Silicon Carbide Bipolar Integrated Circuits for High Temperature Applications

University dissertation from Stockholm : KTH Royal Institute of Technology

Abstract: Silicon carbide (SiC) is a semiconductor that provides significant advantages for high-power and high-temperature applications thanks to its wide bandgap, which is several times larger than silicon.
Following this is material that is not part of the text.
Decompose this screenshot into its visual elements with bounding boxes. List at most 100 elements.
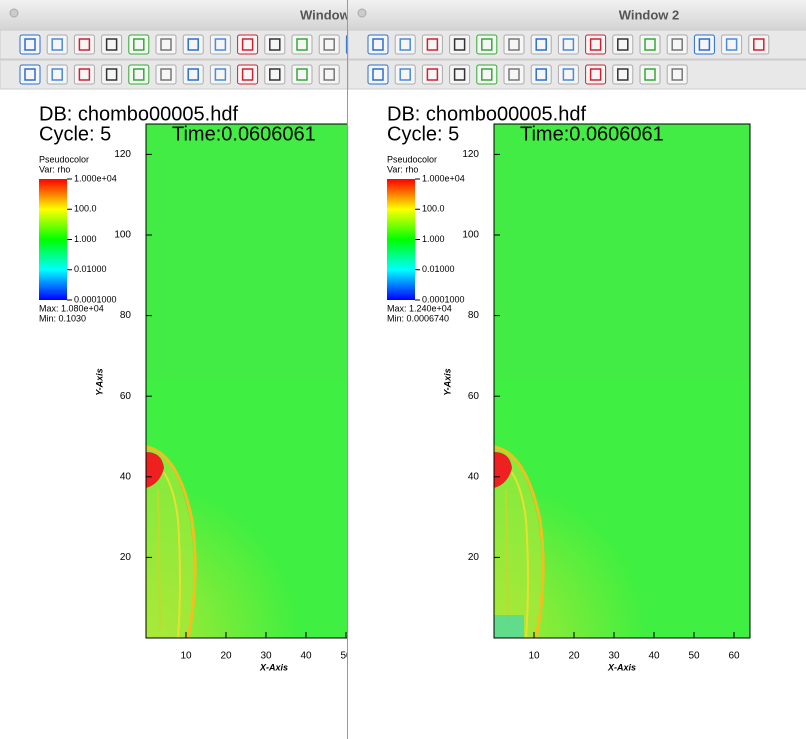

The resulting high breakdown field, high thermal conductivity and high intrinsic temperature (well above 600 °C) allow high temperature operation of SiC devices and relaxed cooling requirements. In particular, SiC bipolar junction transistors (BJTs) are suitable for high temperature integrated circuits (ICs), due to the absence of a gate oxide.This work focuses on design, fabrication and characterization of the first 4H-SiC integrated circuits realized at KTH. It deals with basic bipolar ICs suitable for high temperature and low voltage applications. Operation up to 300 °C of low-voltage 4H-SiC NPN bipolar transistors and digital integrated circuits based on emitter coupled logic (ECL) has been demonstrated. In the temperature range 27 - 300 °C stable noise margins of about 1 V have been achieved for a 2-input OR-NOR gate operated on -15 V supply voltage, and an oscillation frequency of about 2 MHz has been observed for a 3-stage ring oscillator.The possibility of realizing PNP transistors and passive devices in the same process technology has also been investigated.